Así pues, la construcción cultural colectiva de estas diferentes visiones de la realidad llegó a adquirir un carácter condicionante en la persuasión de muchos hombres y muchas mujeres. Evidentemente, no existe expresión lingüística, discursiva, idealizadora o cultural desligada de la vivencia material y social de los actores sociales e individuales que la configuran y comparten, y mediante la que dan significado a su existencia misma. Pero no es menos cierto que la experimentación social de las conductas únicamente se hace viable y perceptible, alcanzando su forma más depurada y naturalizada, a través de la decodificación de los lenguajes y las culturas interpretativas de la realidad y el mundo que llevan a cabo en todo momento los sujetos, en una permanente justificación de sus propias obras.

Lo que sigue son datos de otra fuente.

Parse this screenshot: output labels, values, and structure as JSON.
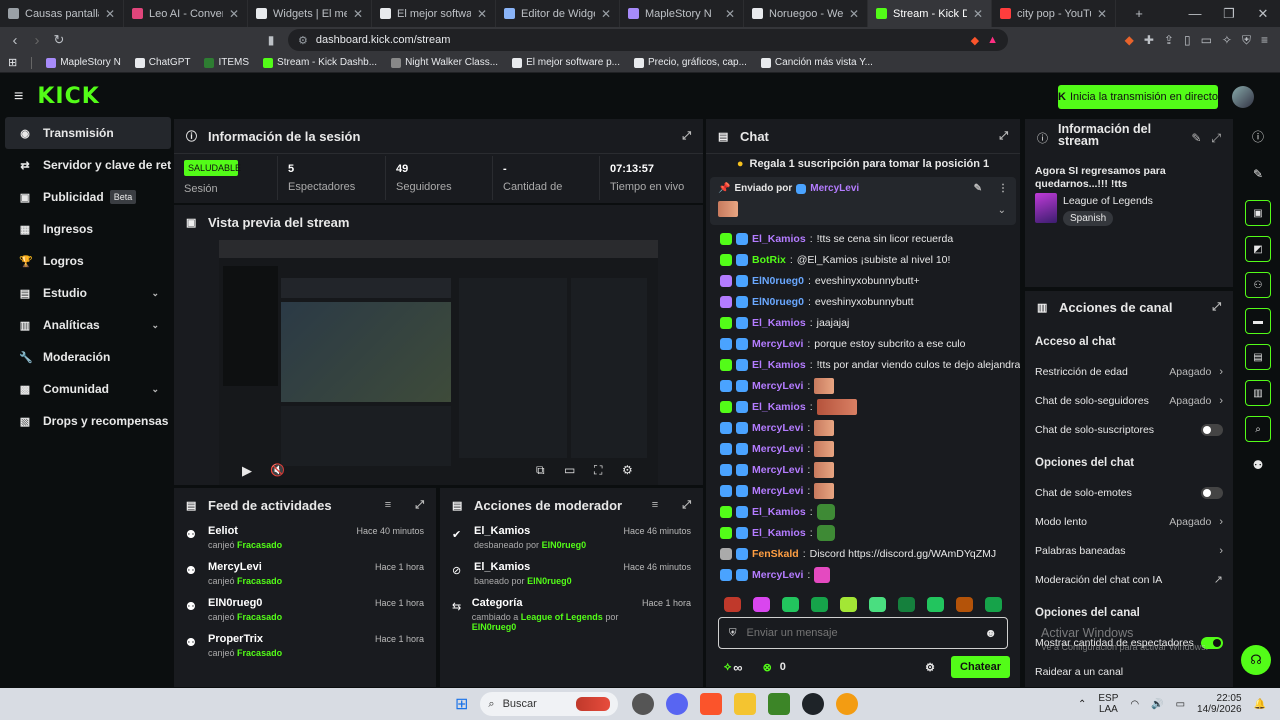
{
  "browser": {
    "tabs": [
      {
        "label": "Causas pantalla azul",
        "color": "#9aa0a6"
      },
      {
        "label": "Leo AI - Conversations A",
        "color": "#e0457b"
      },
      {
        "label": "Widgets | El mejor softwa",
        "color": "#e8eaed"
      },
      {
        "label": "El mejor software para po",
        "color": "#e8eaed"
      },
      {
        "label": "Editor de Widget — Dash",
        "color": "#8ab4f8"
      },
      {
        "label": "MapleStory N",
        "color": "#a78bfa"
      },
      {
        "label": "Noruegoo - Weretige",
        "color": "#e8eaed"
      },
      {
        "label": "Stream - Kick Dashbo",
        "color": "#53fc18",
        "active": true
      },
      {
        "label": "city pop - YouTube",
        "color": "#ff3d3d"
      }
    ],
    "new_tab": "+",
    "url": "dashboard.kick.com/stream",
    "bookmarks": [
      {
        "label": "MapleStory N",
        "color": "#a78bfa"
      },
      {
        "label": "ChatGPT",
        "color": "#e8eaed"
      },
      {
        "label": "ITEMS",
        "color": "#2e7d32"
      },
      {
        "label": "Stream - Kick Dashb...",
        "color": "#53fc18"
      },
      {
        "label": "Night Walker Class...",
        "color": "#888"
      },
      {
        "label": "El mejor software p...",
        "color": "#e8eaed"
      },
      {
        "label": "Precio, gráficos, cap...",
        "color": "#e8eaed"
      },
      {
        "label": "Canción más vista Y...",
        "color": "#e8eaed"
      }
    ]
  },
  "header": {
    "logo": "KICK",
    "go_live": "Inicia la transmisión en directo"
  },
  "sidebar": {
    "items": [
      {
        "label": "Transmisión",
        "icon": "◉"
      },
      {
        "label": "Servidor y clave de retrans",
        "icon": "⇄"
      },
      {
        "label": "Publicidad",
        "icon": "▣",
        "badge": "Beta"
      },
      {
        "label": "Ingresos",
        "icon": "▦"
      },
      {
        "label": "Logros",
        "icon": "🏆"
      },
      {
        "label": "Estudio",
        "icon": "▤",
        "chevron": "⌄"
      },
      {
        "label": "Analíticas",
        "icon": "▥",
        "chevron": "⌄"
      },
      {
        "label": "Moderación",
        "icon": "🔧"
      },
      {
        "label": "Comunidad",
        "icon": "▩",
        "chevron": "⌄"
      },
      {
        "label": "Drops y recompensas",
        "icon": "▧"
      }
    ]
  },
  "session": {
    "title": "Información de la sesión",
    "status_badge": "SALUDABLE",
    "status_label": "Sesión",
    "viewers": "5",
    "viewers_label": "Espectadores",
    "followers": "49",
    "followers_label": "Seguidores",
    "subs": "-",
    "subs_label": "Cantidad de",
    "uptime": "07:13:57",
    "uptime_label": "Tiempo en vivo"
  },
  "preview": {
    "title": "Vista previa del stream"
  },
  "feed": {
    "title": "Feed de actividades",
    "items": [
      {
        "name": "Eeliot",
        "action": "canjeó",
        "reward": "Fracasado",
        "time": "Hace 40 minutos"
      },
      {
        "name": "MercyLevi",
        "action": "canjeó",
        "reward": "Fracasado",
        "time": "Hace 1 hora"
      },
      {
        "name": "ElN0rueg0",
        "action": "canjeó",
        "reward": "Fracasado",
        "time": "Hace 1 hora"
      },
      {
        "name": "ProperTrix",
        "action": "canjeó",
        "reward": "Fracasado",
        "time": "Hace 1 hora"
      }
    ]
  },
  "mod": {
    "title": "Acciones de moderador",
    "items": [
      {
        "name": "El_Kamios",
        "detail_pre": "desbaneado por",
        "by": "ElN0rueg0",
        "detail_mid": "",
        "time": "Hace 46 minutos"
      },
      {
        "name": "El_Kamios",
        "detail_pre": "baneado por",
        "by": "ElN0rueg0",
        "detail_mid": "",
        "time": "Hace 46 minutos"
      },
      {
        "name": "Categoría",
        "detail_pre": "cambiado a",
        "by": "League of Legends",
        "detail_mid": "por",
        "by2": "ElN0rueg0",
        "time": "Hace 1 hora"
      }
    ]
  },
  "chat": {
    "title": "Chat",
    "gift_banner": "Regala 1 suscripción para tomar la posición 1",
    "pinned_prefix": "Enviado por",
    "pinned_user": "MercyLevi",
    "messages": [
      {
        "user": "El_Kamios",
        "color": "#b47cff",
        "text": "!tts se cena sin licor recuerda",
        "badge": "#53fc18"
      },
      {
        "user": "BotRix",
        "color": "#53fc18",
        "text": "@El_Kamios ¡subiste al nivel 10!",
        "badge": "#53fc18"
      },
      {
        "user": "ElN0rueg0",
        "color": "#6aa8ff",
        "text": "eveshinyxobunnybutt+",
        "badge": "#b47cff"
      },
      {
        "user": "ElN0rueg0",
        "color": "#6aa8ff",
        "text": "eveshinyxobunnybutt",
        "badge": "#b47cff"
      },
      {
        "user": "El_Kamios",
        "color": "#b47cff",
        "text": "jaajajaj",
        "badge": "#53fc18"
      },
      {
        "user": "MercyLevi",
        "color": "#b47cff",
        "text": "porque estoy subcrito a ese culo",
        "badge": "#4aa3ff"
      },
      {
        "user": "El_Kamios",
        "color": "#b47cff",
        "text": "!tts por andar viendo culos te dejo alejandra",
        "badge": "#53fc18"
      },
      {
        "user": "MercyLevi",
        "color": "#b47cff",
        "text": "",
        "emote": "b",
        "badge": "#4aa3ff"
      },
      {
        "user": "El_Kamios",
        "color": "#b47cff",
        "text": "",
        "emote": "wide",
        "badge": "#53fc18"
      },
      {
        "user": "MercyLevi",
        "color": "#b47cff",
        "text": "",
        "emote": "b",
        "badge": "#4aa3ff"
      },
      {
        "user": "MercyLevi",
        "color": "#b47cff",
        "text": "",
        "emote": "b",
        "badge": "#4aa3ff"
      },
      {
        "user": "MercyLevi",
        "color": "#b47cff",
        "text": "",
        "emote": "b",
        "badge": "#4aa3ff"
      },
      {
        "user": "MercyLevi",
        "color": "#b47cff",
        "text": "",
        "emote": "b",
        "badge": "#4aa3ff"
      },
      {
        "user": "El_Kamios",
        "color": "#b47cff",
        "text": "",
        "emote": "g",
        "badge": "#53fc18"
      },
      {
        "user": "El_Kamios",
        "color": "#b47cff",
        "text": "",
        "emote": "g",
        "badge": "#53fc18"
      },
      {
        "user": "FenSkald",
        "color": "#ff9f43",
        "text": "Discord https://discord.gg/WAmDYqZMJ",
        "badge": "#aaa"
      },
      {
        "user": "MercyLevi",
        "color": "#b47cff",
        "text": "",
        "emote": "p",
        "badge": "#4aa3ff"
      }
    ],
    "input_placeholder": "Enviar un mensaje",
    "infinity": "∞",
    "points": "0",
    "send": "Chatear"
  },
  "stream_info": {
    "title": "Información del stream",
    "stream_title": "Agora SI regresamos para quedarnos...!!! !tts",
    "category": "League of Legends",
    "language": "Spanish"
  },
  "channel": {
    "title": "Acciones de canal",
    "chat_access": "Acceso al chat",
    "age": "Restricción de edad",
    "age_val": "Apagado",
    "followers_only": "Chat de solo-seguidores",
    "followers_only_val": "Apagado",
    "subs_only": "Chat de solo-suscriptores",
    "chat_options": "Opciones del chat",
    "emotes_only": "Chat de solo-emotes",
    "slow": "Modo lento",
    "slow_val": "Apagado",
    "banned_words": "Palabras baneadas",
    "ai_mod": "Moderación del chat con IA",
    "channel_options": "Opciones del canal",
    "show_viewers": "Mostrar cantidad de espectadores",
    "raid": "Raidear a un canal",
    "watermark1": "Activar Windows",
    "watermark2": "Ve a Configuración para activar Windows."
  },
  "taskbar": {
    "search": "Buscar",
    "lang1": "ESP",
    "lang2": "LAA",
    "time": "22:05",
    "date": "14/9/2026"
  }
}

Por tanto, a través del estudio de los componentes lingüísticos y culturales, de los discursos interpretativos de la realidad predominantes en cada etapa histórica, es posible, desde la historia, analizar el modo en que los diferentes sujetos –mujeres y hombres– experimentaron figuradamente su propio mundo. En cada momento, en cada contexto histórico, lenguajes y culturas se convierten en los únicos vehículos expresivos y significativos por los que de manera inexcusable discurre la acción de los individuos en toda sociedad históricamente configurada. Porque todo conocimiento existe a partir de unos significados culturales, pero también todo conocimiento existe en un contexto histórico específico, en la cambiante organización social que lo enmarca. Y no hay conocimiento posible que esté estructurado al margen del poder.[29]

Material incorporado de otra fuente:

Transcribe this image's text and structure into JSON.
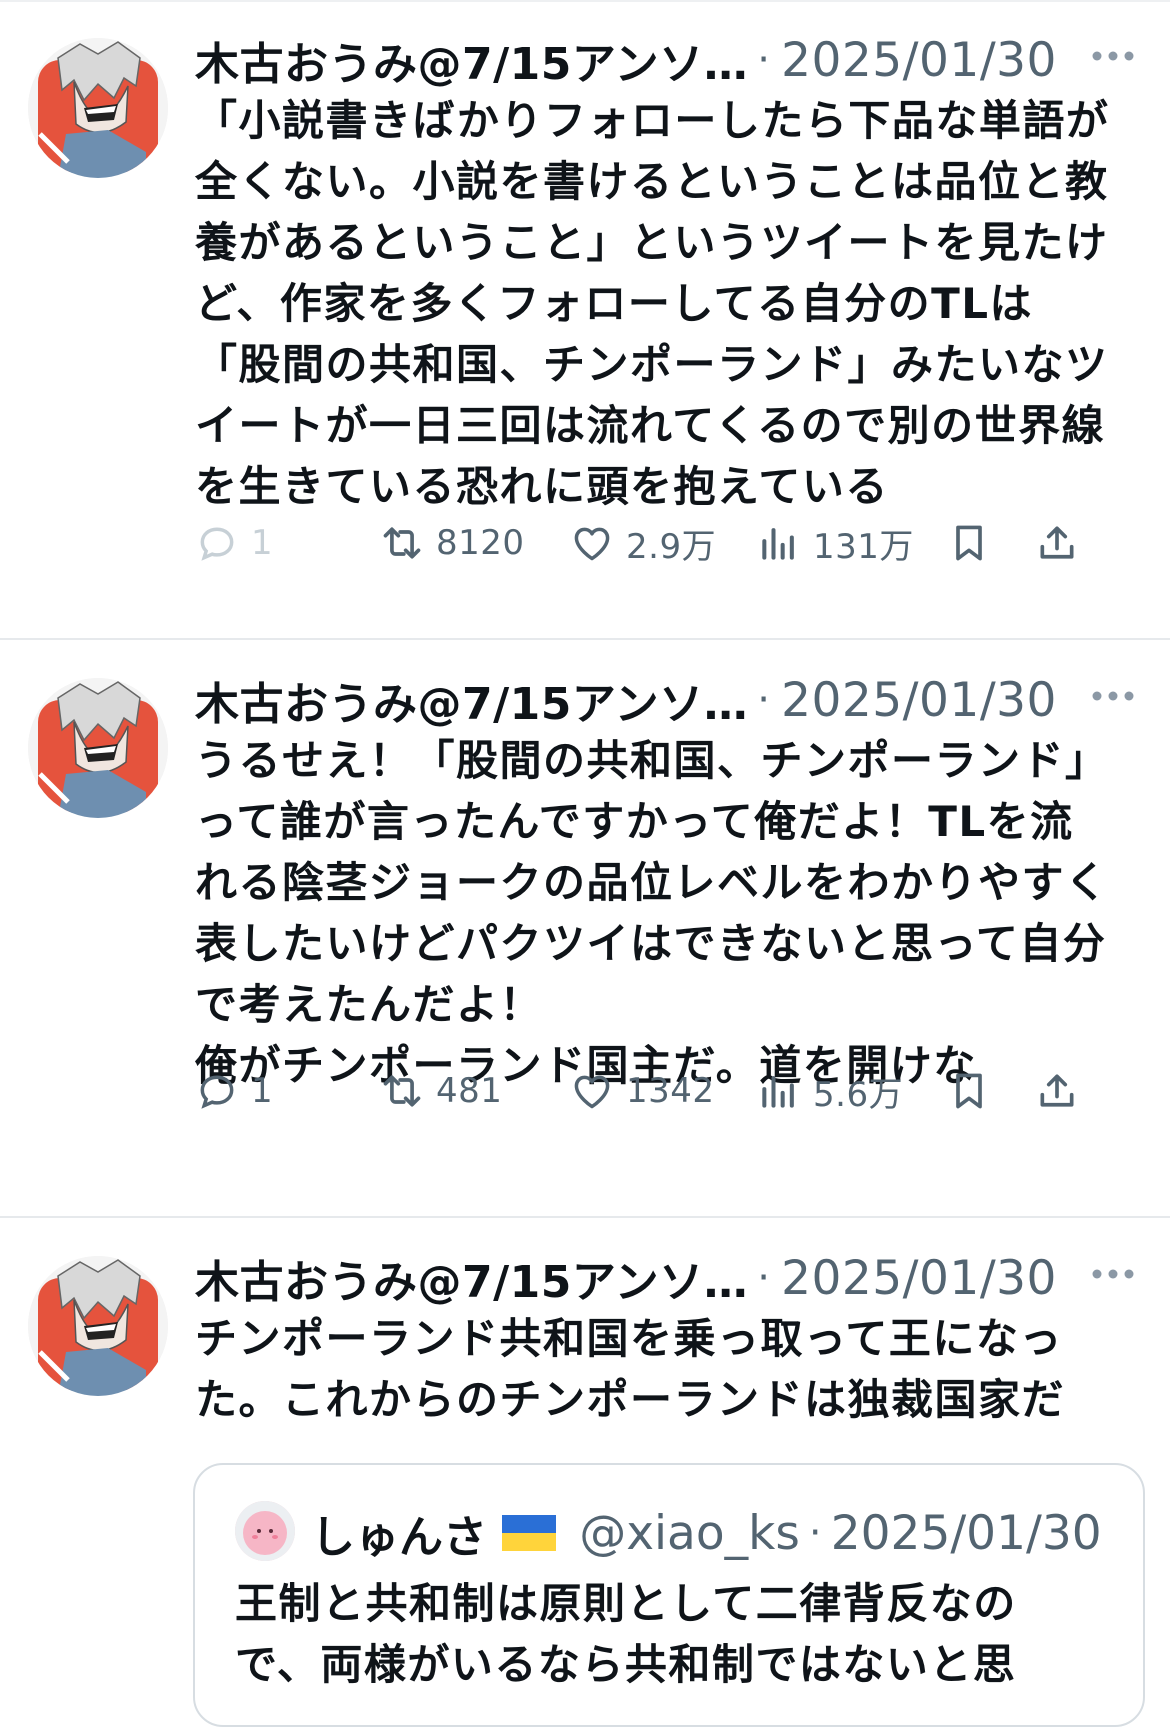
{
  "tweets": [
    {
      "author": "木古おうみ@7/15アンソ…",
      "separator": "·",
      "date": "2025/01/30",
      "text": "「小説書きばかりフォローしたら下品な単語が\n全くない。小説を書けるということは品位と教\n養があるということ」というツイートを見たけ\nど、作家を多くフォローしてる自分のTLは\n「股間の共和国、チンポーランド」みたいなツ\nイートが一日三回は流れてくるので別の世界線\nを生きている恐れに頭を抱えている",
      "replies": "1",
      "reposts": "8120",
      "likes": "2.9万",
      "views": "131万"
    },
    {
      "author": "木古おうみ@7/15アンソ…",
      "separator": "·",
      "date": "2025/01/30",
      "text": "うるせえ！「股間の共和国、チンポーランド」\nって誰が言ったんですかって俺だよ！TLを流\nれる陰茎ジョークの品位レベルをわかりやすく\n表したいけどパクツイはできないと思って自分\nで考えたんだよ！\n俺がチンポーランド国主だ。道を開けな",
      "replies": "1",
      "reposts": "481",
      "likes": "1342",
      "views": "5.6万"
    },
    {
      "author": "木古おうみ@7/15アンソ…",
      "separator": "·",
      "date": "2025/01/30",
      "text": "チンポーランド共和国を乗っ取って王になっ\nた。これからのチンポーランドは独裁国家だ",
      "quote": {
        "name": "しゅんさ",
        "flag": "ukraine-flag",
        "handle": "@xiao_ks",
        "separator": "·",
        "date": "2025/01/30",
        "text_line1": "王制と共和制は原則として二律背反なの",
        "text_line2": "で、両様がいるなら共和制ではないと思"
      }
    }
  ],
  "colors": {
    "text": "#0f1419",
    "secondary": "#536471",
    "divider": "#e6e9ec",
    "avatar_bg": "#e5533d"
  }
}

En síntesis, son éstas las perspectivas teóricas, metodológicas y temáticas que han guiado nuestras preguntas y nuestros objetivos al reunir las distintas aportaciones recogidas en el presente libro, más allá de esquemas interpretativos reduccionistas –escasamente adecuados y ya superados como señalábamos al principio– relativos bien a la llamada «victimización» de las mujeres, bien a la «lucha feminista» de las mujeres frente a su subordinación. Por tanto, más allá de la clásica y restrictiva dialéctica subordinación-liberación.